Tony zanotował, że musi zadbać o skrócenie łańcuchów przy kajdanach Laufeysona, żeby nie mógł przybierać tej irytującej pozy.
Kłopotliwą ciszę przerwał Thor.
- Nie wiem, Tony, czy przyprowadzanie jej tutaj było dobrym pomysłem. Wygląda na wiedźmę.
- Ej, nawet jej jeszcze nie poznałeś. Skąd wiesz, że jest niemiła? - Żachnął się Stark.
- Nie o tym mówię. Wiedźmą, czyli... no... kobietą posługującą się czarną magią. Tak zwanym seidem.
Parsknięcie. Wszystkie oczy jak na gwizdek odwróciły się w stronę Lokiego. Miał wyjątkowo paskudną minę. Uśmieszek obejmujący tylko jeden kącik ust, wredne, nieprzyjemne spojrzenie...
- Naprawdę jesteś tak głupi bracie, by nazywać seid czarną magią? - Zapytał dość cicho, niemal mrucząc, kładąc nacisk na ostatnie dwa słowa. - Seid to typ szamanizmu, nie magii. I to, że jej aura wygląda jak wygląda, nie czyni jej jeszcze dłużniczką diabła.
- To wy sobie może pogadajcie o aurach, a my spędzimy czas w towarzystwie ludzi bez chorób psychicznych, w porządku? - Zapytał Tony.
- Wy, śmiertelnicy, nie znacie prawdziwego znaczenia tego słowa. Wydaje się to wam śmieszne za sprawą wróżbitek i jasnowidzów, układającym wam karty, które rzekomo mają przepowiadać przyszłość. Dla nas, nieśmiertelnych, ma to zupełnie inne znaczenie. Wyczuwamy aury, odczuwamy jej kolor, typ, dźwięk, jaki wydaje, w jaki sposób otacza osobę. Nie widzimy jej. My ją czujemy. - Wyjaśnił Kłamca, patrząc na zebranych jak na średnio bystre dzieci.
- Loki. Ona ma moc magiczną. Nie czujesz jej? - Gromowładny wyglądał na co najmniej zagubionego.
- Ma, to prawda. Ale powtarzam ci kolejny raz: seid to nie magia. Zapytaj ojca, skoro mi nie wierzysz.
- Nie mieszaj w to ojca!
- Jak to? Przecież on zajmuje się seidem, nieprawdaż? On objaśni ci to lepiej.
- Odezwał się.
- O, przepraszam bardzo. Ja jestem magikiem i tricksterem, nie szamanem.
- Ciekaw jestem po kim.
- Uważaj na słowa. A tak jak już jesteśmy w temacie, to zdradzisz mi, po kim ty jesteś taki tępy? Bo raczej nie po matce. Po ojcu... no, w sumie nawet on cię przewyższa jeśli chodzi o zdolności intelektualne. A bycie głupszym od niego, to już jest nie lada wyczyn.

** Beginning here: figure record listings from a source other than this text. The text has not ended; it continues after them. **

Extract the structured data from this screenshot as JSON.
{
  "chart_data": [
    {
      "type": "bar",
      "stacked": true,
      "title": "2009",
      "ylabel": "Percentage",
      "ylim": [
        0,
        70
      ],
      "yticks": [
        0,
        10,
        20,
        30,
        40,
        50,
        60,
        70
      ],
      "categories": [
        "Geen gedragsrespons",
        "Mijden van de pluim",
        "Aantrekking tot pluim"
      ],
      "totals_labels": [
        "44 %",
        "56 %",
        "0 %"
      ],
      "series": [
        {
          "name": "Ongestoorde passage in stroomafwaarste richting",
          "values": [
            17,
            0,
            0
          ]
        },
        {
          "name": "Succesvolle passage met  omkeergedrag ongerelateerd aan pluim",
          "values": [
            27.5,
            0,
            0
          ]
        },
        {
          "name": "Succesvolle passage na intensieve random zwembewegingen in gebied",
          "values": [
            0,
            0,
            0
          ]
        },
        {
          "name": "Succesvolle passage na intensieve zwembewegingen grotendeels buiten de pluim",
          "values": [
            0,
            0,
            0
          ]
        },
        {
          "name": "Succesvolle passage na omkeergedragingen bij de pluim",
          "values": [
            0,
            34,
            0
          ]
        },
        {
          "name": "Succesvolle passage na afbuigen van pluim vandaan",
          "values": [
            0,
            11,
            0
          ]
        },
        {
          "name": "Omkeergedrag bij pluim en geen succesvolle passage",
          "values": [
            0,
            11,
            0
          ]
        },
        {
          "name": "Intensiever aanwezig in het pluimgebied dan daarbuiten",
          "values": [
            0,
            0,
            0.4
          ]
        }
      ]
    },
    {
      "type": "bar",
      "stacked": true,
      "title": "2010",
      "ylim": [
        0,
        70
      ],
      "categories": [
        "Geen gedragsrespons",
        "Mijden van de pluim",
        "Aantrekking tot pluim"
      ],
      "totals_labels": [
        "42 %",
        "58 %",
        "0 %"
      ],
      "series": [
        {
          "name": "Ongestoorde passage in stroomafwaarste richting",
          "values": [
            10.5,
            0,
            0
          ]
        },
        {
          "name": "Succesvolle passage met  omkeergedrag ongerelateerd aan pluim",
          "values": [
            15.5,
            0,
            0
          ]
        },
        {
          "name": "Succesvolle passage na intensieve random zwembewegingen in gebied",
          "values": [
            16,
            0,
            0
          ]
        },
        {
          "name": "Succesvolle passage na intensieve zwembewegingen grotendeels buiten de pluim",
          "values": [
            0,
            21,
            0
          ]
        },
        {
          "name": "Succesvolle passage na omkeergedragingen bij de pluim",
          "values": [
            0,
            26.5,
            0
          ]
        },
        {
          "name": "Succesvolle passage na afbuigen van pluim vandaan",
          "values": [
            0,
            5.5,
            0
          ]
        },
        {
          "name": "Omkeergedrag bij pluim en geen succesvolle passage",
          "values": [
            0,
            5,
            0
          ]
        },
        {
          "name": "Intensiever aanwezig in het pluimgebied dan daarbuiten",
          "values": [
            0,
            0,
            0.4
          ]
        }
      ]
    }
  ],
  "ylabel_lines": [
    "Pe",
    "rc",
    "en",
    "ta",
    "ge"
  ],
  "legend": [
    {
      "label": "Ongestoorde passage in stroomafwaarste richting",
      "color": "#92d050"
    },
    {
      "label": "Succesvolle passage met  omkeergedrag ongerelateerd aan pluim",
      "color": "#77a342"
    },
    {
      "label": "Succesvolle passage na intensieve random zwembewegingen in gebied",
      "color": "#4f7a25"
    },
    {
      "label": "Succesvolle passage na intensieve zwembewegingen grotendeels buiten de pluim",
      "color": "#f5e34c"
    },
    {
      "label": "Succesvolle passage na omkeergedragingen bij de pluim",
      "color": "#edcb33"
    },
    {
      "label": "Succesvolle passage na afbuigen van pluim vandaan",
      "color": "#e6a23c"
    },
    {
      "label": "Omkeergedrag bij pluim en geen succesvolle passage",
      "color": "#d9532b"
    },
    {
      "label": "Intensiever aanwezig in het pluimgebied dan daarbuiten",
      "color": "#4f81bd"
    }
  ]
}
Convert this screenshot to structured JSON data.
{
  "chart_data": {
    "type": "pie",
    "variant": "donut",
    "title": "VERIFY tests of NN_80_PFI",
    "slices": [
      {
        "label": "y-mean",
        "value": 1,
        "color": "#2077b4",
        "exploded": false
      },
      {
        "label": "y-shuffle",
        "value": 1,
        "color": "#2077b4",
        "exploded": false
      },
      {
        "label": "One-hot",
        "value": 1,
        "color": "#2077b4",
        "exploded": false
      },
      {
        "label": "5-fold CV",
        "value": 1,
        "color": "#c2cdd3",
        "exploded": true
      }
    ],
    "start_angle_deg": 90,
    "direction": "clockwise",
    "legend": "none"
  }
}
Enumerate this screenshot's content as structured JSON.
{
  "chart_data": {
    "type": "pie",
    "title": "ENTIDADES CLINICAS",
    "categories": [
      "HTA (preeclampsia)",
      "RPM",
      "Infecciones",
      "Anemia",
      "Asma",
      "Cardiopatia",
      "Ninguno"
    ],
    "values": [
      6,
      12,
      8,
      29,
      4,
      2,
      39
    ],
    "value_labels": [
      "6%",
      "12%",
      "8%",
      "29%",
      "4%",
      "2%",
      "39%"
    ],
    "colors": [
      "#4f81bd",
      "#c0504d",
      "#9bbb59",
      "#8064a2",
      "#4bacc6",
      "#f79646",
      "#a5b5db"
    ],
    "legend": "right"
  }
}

- Przepraszam bardzo? Są tu też inni. Wiem, trudno zauważyć małe istotki kulące się pod wielkością waszej chwały, ale naprawdę. - Natasha nie wytrzymała. Nienawidziła być ignorowana.
- Jasne. W ogóle, zmazałaś już to czerwone z twojej księgi? - Zaszydził Loki, na co Romanov, Barton i Rogers krzyknęli karcąco jego imię.
- No tak, to ja. Na waszym miejscu bym się tak nie pienił, bo ktoś się obudził. I chyba pieni się znacznie bardziej niż wy wszyscy razem wzięci. - Powoli przesunął wzrok w miejsce, w którym przed chwilą leżała siostra Tony'ego.
No właśnie.
Przed chwilą.
Stark obejrzał się przez ramię. Zobaczył niewiele niższą od niego, szczupłą dziewczynę. Z żółtymi oczami.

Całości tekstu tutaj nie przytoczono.